My vision blurred. "Will?—"

"Let me finish." His voice was gentle but firm. "When I recorded that message, when I told you to live, I meant it. I meant don't waste your survival on guilt. Don't punish yourself for being the one who made it. Build something good. Find happiness. Love someone." He gestured toward the door, toward where Vaxon was presumably in his own preparation quarters. "You found that. With him. That's exactly what I wanted for you."

"I tried to find you sooner," I whispered. "I should have?—"

"You found me when you could. You never stopped looking." He gripped my shoulders, his engineer's hands still strong despite months of atrophy. "Elena, you saved my life. Gave me a second chance. Watching you bond with someone you love? That's the greatest gift you could give me. Proof that survival was worth it."
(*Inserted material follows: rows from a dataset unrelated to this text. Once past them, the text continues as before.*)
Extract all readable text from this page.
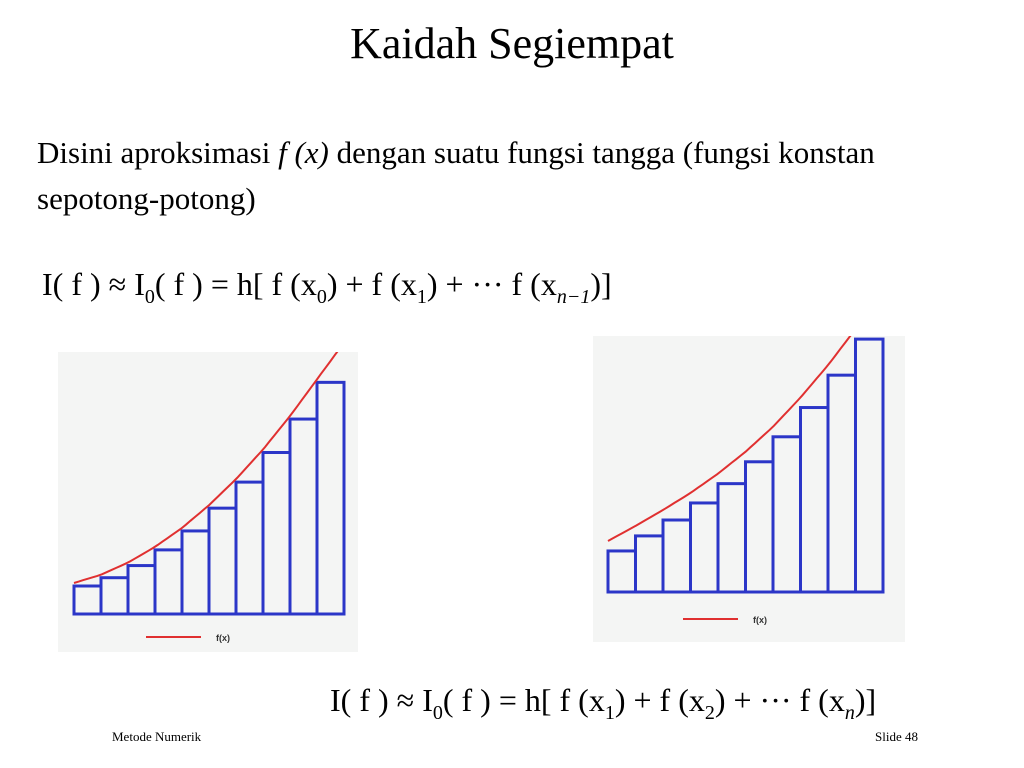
Kaidah Segiempat
Disini aproksimasi f (x) dengan suatu fungsi tangga (fungsi konstan sepotong-potong)
I( f ) ≈ $I_0$( f ) = h[ f $(x_0) + f$ $(x_1)$ + ··· f $(x_{n-1})$]
f(x)
f(x)
I( f ) ≈ $I_0$( f ) = h[ f $(x_1) + f$ $(x_2)$ + ··· f $(x_n)$]
Metode Numerik	Slide 48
I hugged him then, careful of his still-healing frame. He hugged back, and I felt some essential weight lift from my chest. Guilt I'd been carrying since the moment we'd pulled him from that derelict.

"Thank you," I managed. "For surviving. For being here."

"Thank you for being stubborn enough to keep searching." He pulled back, smiled. "Now stop crying before you ruin Jalina's masterpiece makeup work."

"I didn't do makeup," Jalina called from across the room. "Elena refused."

"I don't wear makeup."

"I know. It's very you." Will's expression turned more serious. "He's good for you. Vaxon. I've been watching how he treats you. How he looks at you like you hung the stars. That's what you deserve."

"I'm terrified I'll mess it up."

"You will. He will too. That's what bonding means, choosing to mess up together and figure it out anyway." He stepped toward the door. "I should go. Let you finish preparing. But Elena? Live. Not just today, but every day. That's an order from your former senior engineer."

"Yes, sir."

He left, and I stood there trying not to completely lose my composure thirty minutes before the ceremony.